De repente, se oyó un ruido que hizo que ambos minotauros se incorporaran.
Mientras Haab rodeaba su mesa, Malkovius se acercó a la ventana que dominaba el puerto.
—¿Qué pasa? —preguntó el gobernador.
—¡Llega un barco!
—¡El mensajero, por fin!
—No, es otro, ¡y tres más!
No cabía duda, había cuatro enormes barcos de guerra entrando en Strasgard.
Prácticamente bloqueaban la salida al mar abierto.
En ese mismo momento, se oyó el sonido de un cuerno. Haab prestó atención.
—¡Son los puestos del norte! ¡Ésa es la señal que dan en caso de ataque!
Otro sonido se propagó por el aire, más ensordecedor con cada segundo que pasaba.
El gobernador atiesó las orejas. Conocía ese sonido…
La pared de la habitación saltó en mil pedazos. Los dos minotauros cayeron al
suelo. El techo se derrumbó cerca de la mesa del gobernador. Astillas de madera y bloques
de piedra salieron volando sobre Haab y el Defensor.
Cuando por fin se posó todo el polvo, el gobernador quitó los escombros que lo
sepultaban. No podía mover la pierna izquierda y sangraba por una mejilla. Distinguió los
restos de una gran roca, el proyectil de una catapulta. Alguien había disparado con muy
buena puntería.
—¡Guardias! —gritó Haab—. ¿Malkovius…?
La armadura del Defensor no había logrado salvarlo. Un trozo enorme de piedra
había aplastado la cabeza de Malkovius, que no llevaba yelmo. Alejándolo de sus
pensamientos, Haab se incorporó del todo y fue en busca de su hacha, que guardaba cerca
de la mesa. Utilizándola como si fuera una muleta, entró apresuradamente en la estancia
contigua justo cuando uno de sus guardias estaba corriendo hacia él.

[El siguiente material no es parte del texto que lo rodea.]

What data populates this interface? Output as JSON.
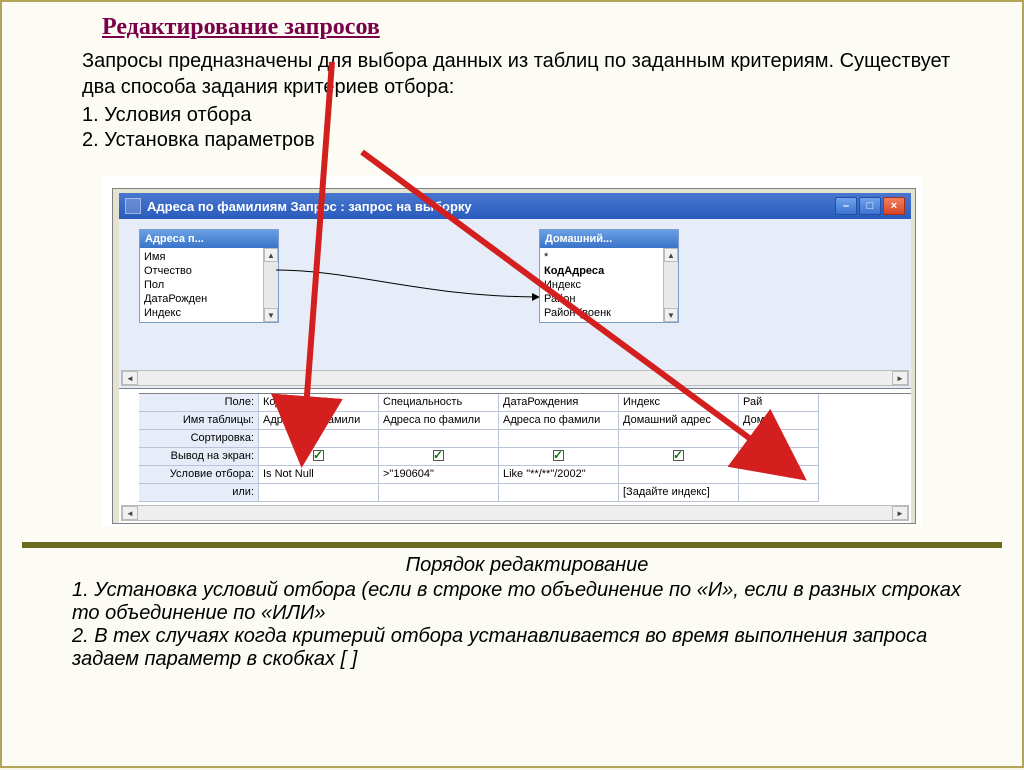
{
  "title": "Редактирование запросов",
  "intro": "Запросы предназначены для выбора данных из таблиц по заданным критериям. Существует два способа задания критериев отбора:",
  "list": [
    "1.   Условия отбора",
    "2.   Установка параметров"
  ],
  "window": {
    "title": "Адреса по фамилиям Запрос : запрос на выборку",
    "box1": {
      "header": "Адреса п...",
      "fields": [
        "Имя",
        "Отчество",
        "Пол",
        "ДатаРожден",
        "Индекс"
      ]
    },
    "box2": {
      "header": "Домашний...",
      "fields": [
        "*",
        "КодАдреса",
        "Индекс",
        "Район",
        "Район (военк"
      ]
    }
  },
  "grid": {
    "row_labels": [
      "Поле:",
      "Имя таблицы:",
      "Сортировка:",
      "Вывод на экран:",
      "Условие отбора:",
      "или:"
    ],
    "columns": [
      {
        "field": "КодАдреса",
        "table": "Адреса по фамили",
        "cond": "Is Not Null",
        "or": ""
      },
      {
        "field": "Специальность",
        "table": "Адреса по фамили",
        "cond": ">\"190604\"",
        "or": ""
      },
      {
        "field": "ДатаРождения",
        "table": "Адреса по фамили",
        "cond": "Like \"**/**\"/2002\"",
        "or": ""
      },
      {
        "field": "Индекс",
        "table": "Домашний адрес",
        "cond": "",
        "or": "[Задайте индекс]"
      },
      {
        "field": "Рай",
        "table": "Дом",
        "cond": "",
        "or": ""
      }
    ]
  },
  "post": {
    "header": "Порядок редактирование",
    "items": [
      "1.    Установка условий отбора (если в строке то объединение по «И», если в разных строках то объединение по «ИЛИ»",
      "2.   В тех случаях когда критерий отбора устанавливается во время выполнения запроса задаем параметр в скобках [ ]"
    ]
  }
}
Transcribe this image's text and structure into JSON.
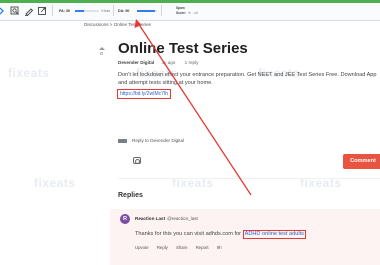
{
  "toolbar": {
    "pa_label": "PA: 39",
    "da_label": "DA: 90",
    "links_label": "0 links",
    "spam_label": "Spam",
    "score_label": "Score:",
    "spam_value": "% - .ull",
    "pa_value": 39,
    "da_value": 90
  },
  "breadcrumb": "Discussions > Online Test Series",
  "watermark": "fixeats",
  "post": {
    "vote_count": "0",
    "title": "Online Test Series",
    "author": "Devender Digital",
    "ago": "4y ago",
    "reply_count": "1 reply",
    "body": "Don't let lockdown effect your entrance preparation. Get NEET and JEE Test Series Free. Download App and attempt tests sitting at your home.",
    "link": "https://bit.ly/2wIMc7Ih"
  },
  "reply_box": {
    "label": "Reply to Devender Digital",
    "comment_button": "Comment"
  },
  "replies": {
    "heading": "Replies",
    "items": [
      {
        "avatar_letter": "R",
        "name": "Reaction Last",
        "handle": "@reaction_last",
        "text": "Thanks for this you can visit adhds.com for",
        "link_text": "ADHD online test adults",
        "actions": [
          "Upvote",
          "Reply",
          "Share",
          "Report",
          "9h"
        ]
      }
    ]
  },
  "colors": {
    "accent": "#e8543f",
    "annotation": "#e53935",
    "link": "#2d62c9",
    "avatar": "#7b4ea3"
  }
}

—¡Gobernador! ¡Están desembarcando rebeldes! ¡Avanzan hacia la ciudad!
—¡Ya lo sé, idiota! ¡Llévame a donde los pájaros mensajeros! ¡De prisa!
Con la ayuda del guardia, el gobernador pudo llegar a la pequeña habitación donde
guardaban los pájaros. Las paredes estaban cubiertas de estantes, en los que se alineaban las
jaulas. Generaciones de minotauros habían entrenado a aquellas pequeñas aves rapaces.
Cada nidada conocía su lugar de nacimiento por instinto y no importaba lo lejos que se
encontrara, siempre volvía allí.
En cada caja había un solo pájaro, con su lugar de nacimiento escrito sobre la
puerta. No había ni rastro de los cuidadores. Haab buscó las aves que necesitaba y
rápidamente cogió varios pergaminos de los que se utilizaban para escribir los mensajes.
Pluma en mano, escribió un mensaje urgente a toda velocidad. El gobernador cogió la
misiva, la enrolló muy apretada y, sin sacar el ave de la jaula, la metió en el pequeño
saquito de piel atado a una de las patas del pájaro.
—¡Mándalo!
El guardia llevó la jaula junto a la ventana y abrió la puerta mirando al cielo. El
pájaro mensajero alzó el vuelo velozmente.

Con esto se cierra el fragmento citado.